7

We have a setup with AWS ECS task scheduled with CloudWatch Events / EventBridge. We'd like to have metrics & notification for failed runs based on container exit code.

We were planning to use FailedInvocations from Monitoring Usage with CloudWatch Metrics.

However, it seems that non-zero task exit code isn't seen in the metrics.
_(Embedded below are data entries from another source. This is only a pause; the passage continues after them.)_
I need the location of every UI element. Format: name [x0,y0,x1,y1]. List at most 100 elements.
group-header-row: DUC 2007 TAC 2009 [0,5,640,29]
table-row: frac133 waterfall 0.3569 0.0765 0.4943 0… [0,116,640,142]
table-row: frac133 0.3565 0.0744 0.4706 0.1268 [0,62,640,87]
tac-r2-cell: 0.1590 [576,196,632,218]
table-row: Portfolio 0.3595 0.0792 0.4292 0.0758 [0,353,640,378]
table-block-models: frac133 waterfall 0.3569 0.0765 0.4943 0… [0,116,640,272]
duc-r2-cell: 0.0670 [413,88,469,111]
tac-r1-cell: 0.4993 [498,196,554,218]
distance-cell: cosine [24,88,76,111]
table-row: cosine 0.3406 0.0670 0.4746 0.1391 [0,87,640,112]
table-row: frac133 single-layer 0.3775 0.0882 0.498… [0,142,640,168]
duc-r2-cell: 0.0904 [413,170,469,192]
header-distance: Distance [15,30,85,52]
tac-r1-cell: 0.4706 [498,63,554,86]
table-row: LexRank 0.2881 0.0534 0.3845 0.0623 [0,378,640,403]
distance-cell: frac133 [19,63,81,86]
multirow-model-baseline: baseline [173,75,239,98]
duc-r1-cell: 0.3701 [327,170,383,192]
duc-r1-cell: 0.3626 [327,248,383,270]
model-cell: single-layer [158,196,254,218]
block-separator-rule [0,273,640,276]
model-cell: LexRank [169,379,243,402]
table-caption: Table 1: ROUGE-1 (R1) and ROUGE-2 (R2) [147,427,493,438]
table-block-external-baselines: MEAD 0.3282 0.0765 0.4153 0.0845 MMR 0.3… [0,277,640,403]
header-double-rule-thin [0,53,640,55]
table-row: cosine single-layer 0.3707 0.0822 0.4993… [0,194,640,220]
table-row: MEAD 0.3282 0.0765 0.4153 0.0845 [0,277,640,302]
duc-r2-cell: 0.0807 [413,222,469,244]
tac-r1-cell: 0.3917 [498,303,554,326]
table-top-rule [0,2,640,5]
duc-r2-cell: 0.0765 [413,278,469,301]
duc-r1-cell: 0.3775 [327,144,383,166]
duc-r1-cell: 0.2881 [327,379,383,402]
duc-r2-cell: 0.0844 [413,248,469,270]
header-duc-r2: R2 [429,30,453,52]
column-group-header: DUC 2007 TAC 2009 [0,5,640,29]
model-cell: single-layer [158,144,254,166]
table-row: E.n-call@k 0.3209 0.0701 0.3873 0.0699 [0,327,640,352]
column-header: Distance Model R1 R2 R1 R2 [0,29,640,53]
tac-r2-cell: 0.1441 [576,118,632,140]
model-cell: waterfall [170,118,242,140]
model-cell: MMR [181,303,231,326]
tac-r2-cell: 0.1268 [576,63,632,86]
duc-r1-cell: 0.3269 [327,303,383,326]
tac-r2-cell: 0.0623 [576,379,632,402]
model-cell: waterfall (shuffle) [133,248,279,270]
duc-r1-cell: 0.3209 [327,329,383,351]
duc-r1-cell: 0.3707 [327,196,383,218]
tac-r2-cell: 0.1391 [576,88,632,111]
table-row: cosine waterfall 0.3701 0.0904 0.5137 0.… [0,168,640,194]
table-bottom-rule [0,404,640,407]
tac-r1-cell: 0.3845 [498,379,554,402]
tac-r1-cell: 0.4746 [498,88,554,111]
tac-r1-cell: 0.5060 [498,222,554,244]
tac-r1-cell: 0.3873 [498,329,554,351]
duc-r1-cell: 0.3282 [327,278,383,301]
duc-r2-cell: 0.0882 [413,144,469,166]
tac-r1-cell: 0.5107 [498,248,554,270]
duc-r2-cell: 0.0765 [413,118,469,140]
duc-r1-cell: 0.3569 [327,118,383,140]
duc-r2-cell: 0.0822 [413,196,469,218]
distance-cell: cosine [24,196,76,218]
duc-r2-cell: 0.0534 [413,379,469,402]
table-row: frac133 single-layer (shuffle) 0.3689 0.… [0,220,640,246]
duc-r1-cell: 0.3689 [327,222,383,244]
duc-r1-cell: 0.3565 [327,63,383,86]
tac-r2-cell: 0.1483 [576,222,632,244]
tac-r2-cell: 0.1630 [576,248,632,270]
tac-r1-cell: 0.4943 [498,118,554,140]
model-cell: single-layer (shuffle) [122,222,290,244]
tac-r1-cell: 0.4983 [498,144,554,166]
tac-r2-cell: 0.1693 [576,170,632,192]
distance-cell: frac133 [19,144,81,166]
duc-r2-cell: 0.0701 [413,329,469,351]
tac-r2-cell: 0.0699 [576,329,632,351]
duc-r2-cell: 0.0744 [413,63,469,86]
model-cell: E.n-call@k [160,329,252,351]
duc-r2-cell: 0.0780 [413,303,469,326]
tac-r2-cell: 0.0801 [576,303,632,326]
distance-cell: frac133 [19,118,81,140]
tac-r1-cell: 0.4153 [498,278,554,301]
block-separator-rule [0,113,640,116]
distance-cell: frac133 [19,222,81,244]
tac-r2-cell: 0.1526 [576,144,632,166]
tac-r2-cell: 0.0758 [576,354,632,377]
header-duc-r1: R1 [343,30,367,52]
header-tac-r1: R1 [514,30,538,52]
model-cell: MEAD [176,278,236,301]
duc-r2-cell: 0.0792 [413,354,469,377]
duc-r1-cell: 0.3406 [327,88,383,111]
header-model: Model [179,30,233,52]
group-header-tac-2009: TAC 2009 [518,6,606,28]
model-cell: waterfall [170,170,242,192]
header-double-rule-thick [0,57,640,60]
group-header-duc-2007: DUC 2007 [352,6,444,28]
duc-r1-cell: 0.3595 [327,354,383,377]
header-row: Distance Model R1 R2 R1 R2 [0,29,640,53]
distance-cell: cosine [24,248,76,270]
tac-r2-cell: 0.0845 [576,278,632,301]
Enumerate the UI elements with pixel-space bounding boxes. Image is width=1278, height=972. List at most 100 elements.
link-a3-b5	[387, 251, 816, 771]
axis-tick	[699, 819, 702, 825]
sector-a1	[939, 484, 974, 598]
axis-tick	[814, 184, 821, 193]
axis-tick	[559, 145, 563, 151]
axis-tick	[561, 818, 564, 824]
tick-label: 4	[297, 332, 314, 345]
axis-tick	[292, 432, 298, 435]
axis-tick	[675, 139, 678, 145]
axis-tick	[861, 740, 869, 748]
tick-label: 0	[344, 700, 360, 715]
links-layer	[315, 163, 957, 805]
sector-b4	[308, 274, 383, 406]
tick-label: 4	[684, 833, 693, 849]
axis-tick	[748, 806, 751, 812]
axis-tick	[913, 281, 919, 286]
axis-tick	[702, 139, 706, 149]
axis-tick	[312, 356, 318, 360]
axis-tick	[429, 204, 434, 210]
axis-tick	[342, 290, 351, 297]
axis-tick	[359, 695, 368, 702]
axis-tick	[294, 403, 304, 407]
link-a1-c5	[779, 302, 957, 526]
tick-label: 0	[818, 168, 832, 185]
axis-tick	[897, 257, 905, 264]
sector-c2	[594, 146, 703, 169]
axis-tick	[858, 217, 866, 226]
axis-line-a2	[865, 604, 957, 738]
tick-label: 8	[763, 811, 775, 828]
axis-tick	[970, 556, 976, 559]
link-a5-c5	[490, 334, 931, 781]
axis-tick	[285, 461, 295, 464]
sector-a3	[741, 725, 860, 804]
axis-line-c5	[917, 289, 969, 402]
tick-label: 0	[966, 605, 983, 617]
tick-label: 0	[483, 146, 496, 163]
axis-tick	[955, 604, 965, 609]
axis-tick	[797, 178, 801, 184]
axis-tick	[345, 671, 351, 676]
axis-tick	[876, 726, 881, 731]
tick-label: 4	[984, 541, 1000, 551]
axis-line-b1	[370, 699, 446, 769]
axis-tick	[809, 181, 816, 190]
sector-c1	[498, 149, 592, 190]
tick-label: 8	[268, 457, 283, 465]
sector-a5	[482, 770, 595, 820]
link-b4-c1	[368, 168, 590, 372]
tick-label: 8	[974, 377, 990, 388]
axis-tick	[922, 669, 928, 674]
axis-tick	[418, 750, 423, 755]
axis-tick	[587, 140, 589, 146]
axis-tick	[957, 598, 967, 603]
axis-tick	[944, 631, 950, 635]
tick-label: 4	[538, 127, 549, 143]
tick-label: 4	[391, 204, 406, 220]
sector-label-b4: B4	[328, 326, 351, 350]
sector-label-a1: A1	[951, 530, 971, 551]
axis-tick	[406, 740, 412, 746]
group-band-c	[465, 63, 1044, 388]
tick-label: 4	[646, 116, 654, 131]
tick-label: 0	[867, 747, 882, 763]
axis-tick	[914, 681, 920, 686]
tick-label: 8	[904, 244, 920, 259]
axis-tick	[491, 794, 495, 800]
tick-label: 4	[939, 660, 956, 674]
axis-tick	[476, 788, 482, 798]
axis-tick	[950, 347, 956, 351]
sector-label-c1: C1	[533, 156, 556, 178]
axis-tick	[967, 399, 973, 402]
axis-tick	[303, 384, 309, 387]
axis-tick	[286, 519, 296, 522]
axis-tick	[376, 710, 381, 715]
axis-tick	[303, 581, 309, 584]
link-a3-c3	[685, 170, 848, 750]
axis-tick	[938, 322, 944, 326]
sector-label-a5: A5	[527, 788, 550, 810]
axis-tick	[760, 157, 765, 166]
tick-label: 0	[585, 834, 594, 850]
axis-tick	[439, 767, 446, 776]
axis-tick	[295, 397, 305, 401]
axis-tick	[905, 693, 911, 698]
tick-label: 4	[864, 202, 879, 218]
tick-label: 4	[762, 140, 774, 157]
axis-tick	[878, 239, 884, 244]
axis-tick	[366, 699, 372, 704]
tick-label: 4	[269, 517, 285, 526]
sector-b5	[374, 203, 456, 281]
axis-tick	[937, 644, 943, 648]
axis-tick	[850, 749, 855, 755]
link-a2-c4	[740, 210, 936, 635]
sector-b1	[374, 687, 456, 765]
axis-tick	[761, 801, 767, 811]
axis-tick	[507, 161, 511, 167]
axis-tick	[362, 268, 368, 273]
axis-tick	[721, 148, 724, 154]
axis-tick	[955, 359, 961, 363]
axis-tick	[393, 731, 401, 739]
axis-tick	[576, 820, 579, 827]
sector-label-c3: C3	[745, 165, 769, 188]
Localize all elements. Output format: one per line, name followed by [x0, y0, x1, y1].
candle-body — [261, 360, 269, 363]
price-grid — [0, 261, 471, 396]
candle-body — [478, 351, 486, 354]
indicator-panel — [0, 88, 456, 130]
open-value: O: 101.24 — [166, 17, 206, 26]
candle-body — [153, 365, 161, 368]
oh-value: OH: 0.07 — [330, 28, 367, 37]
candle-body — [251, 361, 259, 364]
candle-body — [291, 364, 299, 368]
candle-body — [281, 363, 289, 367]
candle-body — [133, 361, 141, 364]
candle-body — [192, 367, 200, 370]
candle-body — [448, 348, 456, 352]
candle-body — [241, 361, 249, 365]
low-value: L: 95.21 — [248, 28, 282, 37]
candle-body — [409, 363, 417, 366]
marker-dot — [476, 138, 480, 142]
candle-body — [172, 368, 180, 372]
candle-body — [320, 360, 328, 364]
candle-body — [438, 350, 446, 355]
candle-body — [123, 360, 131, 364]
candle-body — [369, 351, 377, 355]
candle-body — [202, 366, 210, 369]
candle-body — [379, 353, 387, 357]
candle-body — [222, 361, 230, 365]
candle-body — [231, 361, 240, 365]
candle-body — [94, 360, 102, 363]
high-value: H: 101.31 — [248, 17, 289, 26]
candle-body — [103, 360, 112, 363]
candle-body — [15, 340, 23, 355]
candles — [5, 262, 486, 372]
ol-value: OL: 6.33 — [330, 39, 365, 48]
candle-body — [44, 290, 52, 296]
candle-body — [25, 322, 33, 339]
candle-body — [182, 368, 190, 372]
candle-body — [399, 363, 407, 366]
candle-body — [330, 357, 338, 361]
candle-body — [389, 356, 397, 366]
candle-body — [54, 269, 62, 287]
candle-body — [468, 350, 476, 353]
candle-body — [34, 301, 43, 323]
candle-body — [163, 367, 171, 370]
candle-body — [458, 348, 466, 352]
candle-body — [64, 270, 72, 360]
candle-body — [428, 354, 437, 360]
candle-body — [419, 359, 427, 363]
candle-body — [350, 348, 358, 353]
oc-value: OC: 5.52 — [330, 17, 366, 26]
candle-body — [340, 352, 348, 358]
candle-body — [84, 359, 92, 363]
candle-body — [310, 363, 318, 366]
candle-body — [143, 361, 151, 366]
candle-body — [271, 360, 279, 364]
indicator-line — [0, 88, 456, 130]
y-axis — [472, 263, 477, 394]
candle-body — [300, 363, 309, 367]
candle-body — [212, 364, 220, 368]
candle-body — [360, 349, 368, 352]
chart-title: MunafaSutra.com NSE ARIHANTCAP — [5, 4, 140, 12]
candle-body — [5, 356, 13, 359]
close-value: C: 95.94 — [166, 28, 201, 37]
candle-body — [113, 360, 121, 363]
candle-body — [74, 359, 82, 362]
The exit code for the ECS task is verified to be non-zero in AWS console but the metrics include only "Invocations" & "TriggeredRules". We had FailedInvocations earlier when setting up the task and missing policies required to start the task but non-zero exit code doesn't seem to effect that metric.

Is it just that EventBridge doesn't provide metrics for a non-zero container exit code or could we miss something in our setup?

We can work this around with the task logging certain error message but exit code would be more general.

Touko
  • 11,359
  • 16
  • 75
  • 105
  • 1
    You might want to look at creating an Event which is triggered when the Task reaches STOPPED see https://stackoverflow.com/questions/55176187/creating-an-cloudwatch-event-rule-for-failed-ecs-tasks – Tom Harvey Dec 11 '20 at 15:03

1 Answers1

3

I've created a CW Rule which will catch the event which is fired when a container stops.

This is it in python CDK code, but the params should help guide you.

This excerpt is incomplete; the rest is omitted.